Я чувствовал, напевая, и ту же горечь, какую испытывал, глядя по вечерам на огни леспромхозов, мерцающие среди тьмы заснеженной тайги, и ту же радость, что и в детстве, когда в теплый и ветреный летний день кружишься на одном месте, закрыв глаза (чтобы потерять чувство ориентации, чувство пространства, чувство себя), и падаешь в траву луга, и открываешь глаза, и, лежа, смотришь в небо, вертишь головой во все стороны света, и определяешь в какой стороне море — по облакам, по их необыкновенности, что ли. Солнце то выглядывает, то прячется, плывут тени. Встаешь — так и есть. Вон оно — море… Беспечальное, оно поглотит когда-нибудь, покроет своим прозрачным вольфрамом и дымящиеся поля бойни вместе с похоронными командами, и авианосцы вместе с капелланами и мегафонами. И над безмятежно-ликующей аквамаринной равниной будет блуждать азбука Морзе из Кобэ или Гуантанамо, и навстречу тебе будет приближаться кто-то надежный и радостный. Разглядывающий, идя по волнам, обрывки подобранных с воды обгорелых писем, нот, и какой-то ландшафт — образ мира, заснятый на «polaroid»…
И покуда я, припоминая нотную грамоту, записывал мотив (расчертив стан на обороте настиной — отцу записки) — ветер, унеся облака, поутих. И тусклое пурпурное солнце зыбилось во все еще пропыленном небе над летаргичной амальгамой залива… Мне послышалось мое имя, потом имя сестры — за окном, где-то в саду, потом скрипнула входная дверь. Я обернулся. В дверном проеме стоял Тимоха. Это был он, хотя я видел только его силуэт — он стоял против света, на фоне волнующейся полыни на залитом закатом холме.
— Здравствуй.
… В те несколько минут, что я суетно возился на кухне («я пока переоденусь в форму», — сказал Тимоха, — «я хочу к матери в форме прийти») — он уснул в кресле. Я негромко окликнул его, он что-то пробормотал во сне, и, заворочавшись, лишь устроился удобнее. Вещмешок так и лежал, завязанным на полу.
Я вышел из дому. Постоял на крыльце. Потом я собирал палые листья садовых деревьев в один ворох. Я размеренно работал граблями, и, после каждого движения, взору открывалась скудная пористая земля. Мелкие коренья… личинки… осколки улиточных раковин… Я, как зачарованный, смотрел на землю. И, когда я понял, о чем она старается напомнить мне — пошел за лопатой к садовому сараю.

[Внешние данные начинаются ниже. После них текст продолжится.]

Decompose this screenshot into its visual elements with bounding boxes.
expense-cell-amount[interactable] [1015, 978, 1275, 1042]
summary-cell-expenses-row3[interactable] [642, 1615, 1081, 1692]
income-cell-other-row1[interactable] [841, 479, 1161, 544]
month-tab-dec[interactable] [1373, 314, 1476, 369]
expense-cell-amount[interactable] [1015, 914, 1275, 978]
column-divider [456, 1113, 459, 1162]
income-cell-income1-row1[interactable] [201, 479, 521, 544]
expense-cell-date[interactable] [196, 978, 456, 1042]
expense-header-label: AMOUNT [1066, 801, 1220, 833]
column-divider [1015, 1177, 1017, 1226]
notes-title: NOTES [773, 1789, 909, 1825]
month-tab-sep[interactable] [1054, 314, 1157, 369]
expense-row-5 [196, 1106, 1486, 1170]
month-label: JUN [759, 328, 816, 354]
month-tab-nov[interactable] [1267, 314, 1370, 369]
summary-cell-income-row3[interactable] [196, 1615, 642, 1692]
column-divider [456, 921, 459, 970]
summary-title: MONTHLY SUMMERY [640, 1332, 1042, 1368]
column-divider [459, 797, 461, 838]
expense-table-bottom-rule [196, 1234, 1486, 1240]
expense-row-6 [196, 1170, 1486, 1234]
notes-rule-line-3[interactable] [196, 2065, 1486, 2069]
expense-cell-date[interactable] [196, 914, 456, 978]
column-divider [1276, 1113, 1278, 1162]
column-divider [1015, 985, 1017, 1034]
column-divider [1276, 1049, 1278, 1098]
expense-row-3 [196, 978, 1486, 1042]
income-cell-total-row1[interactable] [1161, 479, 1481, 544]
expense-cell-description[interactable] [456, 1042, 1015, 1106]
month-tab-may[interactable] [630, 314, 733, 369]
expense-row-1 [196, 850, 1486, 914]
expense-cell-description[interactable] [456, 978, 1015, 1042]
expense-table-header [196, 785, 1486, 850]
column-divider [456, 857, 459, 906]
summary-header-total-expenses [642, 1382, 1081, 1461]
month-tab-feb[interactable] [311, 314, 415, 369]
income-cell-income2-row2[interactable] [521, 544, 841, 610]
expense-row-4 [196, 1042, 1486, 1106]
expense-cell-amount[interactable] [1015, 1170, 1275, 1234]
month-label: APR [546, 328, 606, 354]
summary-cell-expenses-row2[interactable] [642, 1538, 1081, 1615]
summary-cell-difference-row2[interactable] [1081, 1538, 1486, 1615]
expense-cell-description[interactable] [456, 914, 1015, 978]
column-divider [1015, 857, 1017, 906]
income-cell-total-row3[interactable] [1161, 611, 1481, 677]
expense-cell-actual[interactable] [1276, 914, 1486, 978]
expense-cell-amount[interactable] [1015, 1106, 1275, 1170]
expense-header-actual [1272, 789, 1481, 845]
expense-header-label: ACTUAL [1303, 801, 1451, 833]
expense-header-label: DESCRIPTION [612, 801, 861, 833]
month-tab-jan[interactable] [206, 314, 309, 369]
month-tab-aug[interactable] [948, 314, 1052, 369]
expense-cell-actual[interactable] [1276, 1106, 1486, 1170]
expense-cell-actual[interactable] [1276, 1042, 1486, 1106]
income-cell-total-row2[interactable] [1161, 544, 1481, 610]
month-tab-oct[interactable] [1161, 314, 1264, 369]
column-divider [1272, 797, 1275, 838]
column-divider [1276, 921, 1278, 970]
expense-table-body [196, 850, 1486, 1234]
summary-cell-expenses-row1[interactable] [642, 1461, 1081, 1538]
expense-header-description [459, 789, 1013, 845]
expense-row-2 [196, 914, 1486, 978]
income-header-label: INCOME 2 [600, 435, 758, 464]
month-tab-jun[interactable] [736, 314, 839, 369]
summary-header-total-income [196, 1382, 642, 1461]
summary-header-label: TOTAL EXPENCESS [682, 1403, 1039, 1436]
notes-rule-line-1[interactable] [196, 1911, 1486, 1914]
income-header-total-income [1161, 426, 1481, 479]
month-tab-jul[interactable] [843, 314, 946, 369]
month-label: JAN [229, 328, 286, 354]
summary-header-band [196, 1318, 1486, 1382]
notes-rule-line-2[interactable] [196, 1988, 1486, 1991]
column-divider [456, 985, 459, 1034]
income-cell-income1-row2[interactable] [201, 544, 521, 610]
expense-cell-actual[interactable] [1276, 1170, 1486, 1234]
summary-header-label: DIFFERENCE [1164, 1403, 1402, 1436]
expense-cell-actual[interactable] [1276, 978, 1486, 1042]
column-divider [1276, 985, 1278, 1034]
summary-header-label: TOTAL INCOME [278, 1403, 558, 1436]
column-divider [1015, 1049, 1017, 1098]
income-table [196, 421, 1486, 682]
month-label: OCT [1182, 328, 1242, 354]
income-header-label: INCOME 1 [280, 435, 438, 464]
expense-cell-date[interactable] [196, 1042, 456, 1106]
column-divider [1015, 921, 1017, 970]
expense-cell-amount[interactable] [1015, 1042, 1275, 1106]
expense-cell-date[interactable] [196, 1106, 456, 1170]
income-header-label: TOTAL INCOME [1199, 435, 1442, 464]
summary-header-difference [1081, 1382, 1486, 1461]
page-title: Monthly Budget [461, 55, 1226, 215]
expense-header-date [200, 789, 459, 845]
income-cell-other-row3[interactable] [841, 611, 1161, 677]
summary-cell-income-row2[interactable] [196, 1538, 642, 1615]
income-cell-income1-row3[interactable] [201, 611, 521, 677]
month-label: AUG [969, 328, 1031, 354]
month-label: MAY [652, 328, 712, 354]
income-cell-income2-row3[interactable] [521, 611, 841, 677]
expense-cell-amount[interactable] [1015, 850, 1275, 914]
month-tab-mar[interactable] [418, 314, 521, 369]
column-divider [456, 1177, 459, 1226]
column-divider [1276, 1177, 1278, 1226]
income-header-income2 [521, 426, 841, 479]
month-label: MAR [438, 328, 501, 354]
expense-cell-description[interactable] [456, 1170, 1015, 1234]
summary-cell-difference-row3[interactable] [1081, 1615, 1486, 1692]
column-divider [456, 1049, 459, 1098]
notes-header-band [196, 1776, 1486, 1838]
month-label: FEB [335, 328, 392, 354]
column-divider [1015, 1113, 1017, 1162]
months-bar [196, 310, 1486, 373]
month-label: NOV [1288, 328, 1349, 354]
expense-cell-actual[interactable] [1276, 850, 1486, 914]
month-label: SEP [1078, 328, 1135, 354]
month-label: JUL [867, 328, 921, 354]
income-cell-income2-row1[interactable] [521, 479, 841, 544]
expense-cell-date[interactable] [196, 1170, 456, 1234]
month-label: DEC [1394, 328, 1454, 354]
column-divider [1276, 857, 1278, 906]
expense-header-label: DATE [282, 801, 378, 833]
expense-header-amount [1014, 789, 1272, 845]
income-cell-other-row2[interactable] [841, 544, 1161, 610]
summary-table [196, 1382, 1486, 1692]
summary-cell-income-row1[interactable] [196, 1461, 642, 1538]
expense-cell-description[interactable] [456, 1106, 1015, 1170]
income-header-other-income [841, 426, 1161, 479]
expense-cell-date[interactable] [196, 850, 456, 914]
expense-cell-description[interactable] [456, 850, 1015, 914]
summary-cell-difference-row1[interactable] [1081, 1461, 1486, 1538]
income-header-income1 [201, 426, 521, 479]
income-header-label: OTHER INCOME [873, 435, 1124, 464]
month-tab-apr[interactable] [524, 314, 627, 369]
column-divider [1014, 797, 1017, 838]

… Я стоял по колено в вырытой яме, и осторожно, руками, доставал землю с ее дна. Нащупав кусок сырого брезента, я за края, вместе с остатками земли, поднял его наверх. Потом извлек все бутылки и положил их на свежевырытую землю. Все, кроме одной, из черного стекла, перенес в дом. Их даже не нужно было отирать. Холодные и весомые, они были такими же чистыми как и в день их погребения. На кухне я взял из ящика стола нож, чтобы откупорить бутылку, и достал из буфета винный бокал. Засыпав, заровняв яму, я смотрел на поставленные на садовую скамью черную бутылку и бокал с вином, вбиравшие в себя пурпур вечернего солнца. Поднял с травы под скамьей яблоко, немного подмороженное, клеванное птицами. Сделал глоток вина. Ослабшим ветром покачивало верхи фруктовых деревьев. Вино набрало свой возраст, крепость и терпкость. Сохранило слабый ранетный привкус.